Et en effet, il ne peut être occulté que les créanciers "sauvés" en question étaient bien les banques européennes, au premier rang desquelles, les françaises et les allemandes. Mais Blustein ne tombe pas dans le piège de l’accusation directe et gratuite. Reste les faits.

Le retour de la fée confiance

Le refus européen de considérer un allègement précoce de la dette grecque a empêché une résolution rapide de la situation. En faisant "comme si" l’austérité allait fonctionner, la Troïka a plongé l’économie grecque dans une spirale de chute de son PIB, qui rendait tout retour ultérieur à meilleure fortune impossible. Cette doctrine, folle, qui espérait que la confiance allait émerger des coupes claires dans les dépenses publiques, a fait long feu. Ou la légende de la "fée confiance ". La suite des programmes mis en place (en dehors de l’effacement d’une partie de la dette (enfin) en 2012 et qui n’aura été qu’une transition) fonctionnera selon la même logique.

Une logique qui depuis le début se poursuit : prêter à la Grèce alors que celle-ci n’est structurellement pas en état de rembourser. Et empiler. Une telle solution aurait été possible si le pays avait été soutenu par une Banque centrale pragmatique. Selon les standards du FMI. Mais cela, à l’évidence, n’a pas été le cas. L’acceptation du FMI de voir la BCE à ses côtés plutôt que "soumise", a rendu l’exercice mort-né. La doctrine rigoriste de la BCE, appliquée fidèlement par Jean Claude Trichet a fait le reste.

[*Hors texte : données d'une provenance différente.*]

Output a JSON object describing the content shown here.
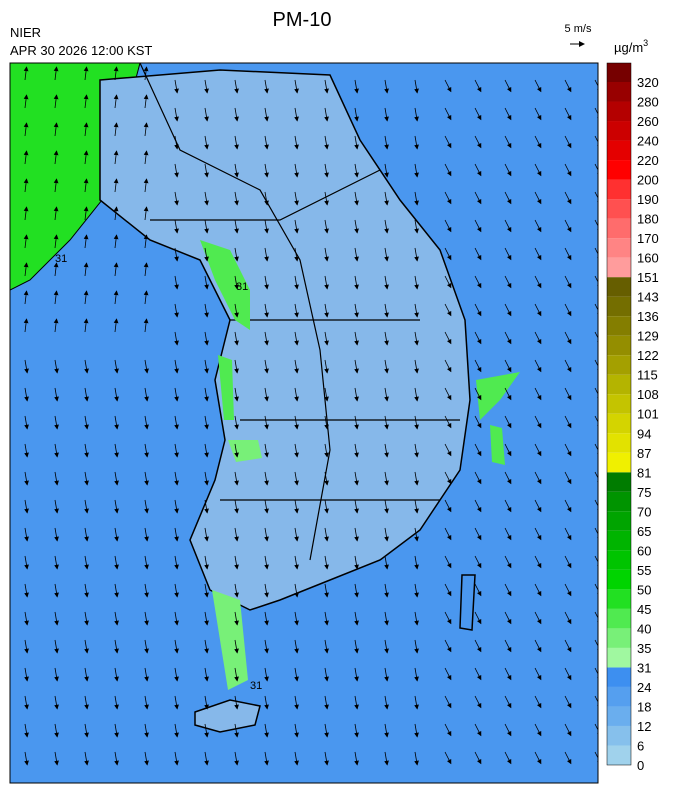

2015 : Les scénarios grecs

5 années plus tard, après la chute de 25% de son PIB et un taux de de chômage de 25%, conséquences directes de la doctrine austéritaire, la Grèce est à nouveau confrontée aux mêmes questions. Et plusieurs scénarios sont sur la table.

Le premier est une poursuite du plan de sauvetage selon les termes actuels, c’est-à-dire le renoncement complet de Syriza à ses promesses de campagne. Ce qui entrainera probablement la chute du gouvernement d’Alexis Tsipras et la tenue de nouvelles élections. Le scénario d’un gouvernement suicidaire paraît peu crédible. De plus, une telle solution consisterait à repousser, pour la énième fois, le problème. Sans le résoudre.

Le second consiste en une annulation partielle de la dette grecque. Ce qui est tout aussi improbable au regard de la doctrine européenne actuelle et du précédent qu’elle pourrait générer. L’opposition allemande, notamment au travers du parti AFD (Alternative fur Deutschland), prospère largement sur l’idée d’une Angela Merkel conciliante, trop douce envers le partenaire grec. Un sauvetage de la Grèce aurait donc pour principal effet de faire progresser le sentiment anti-européen en Allemagne.

Le troisième scénario repose sur un défaut des banques du pays, du gouvernement, du contrôle de capitaux, pour finir, sans doute, par une sortie de la Grèce de la zone euro. Ou, de la même façon, une sortie directe du pays de la zone euro. Et ce scénario-là n’est plus aussi farfelu qu’il pouvait l’être au cours des dernières années. La fameuse phrase de Mario Draghi indiquant que "l’euro est irréversible", prononcée en 2012 et source de l’accalmie, serait alors révolue. Et une nouvelle forme de crise de la zone euro pourrait alors démarrer.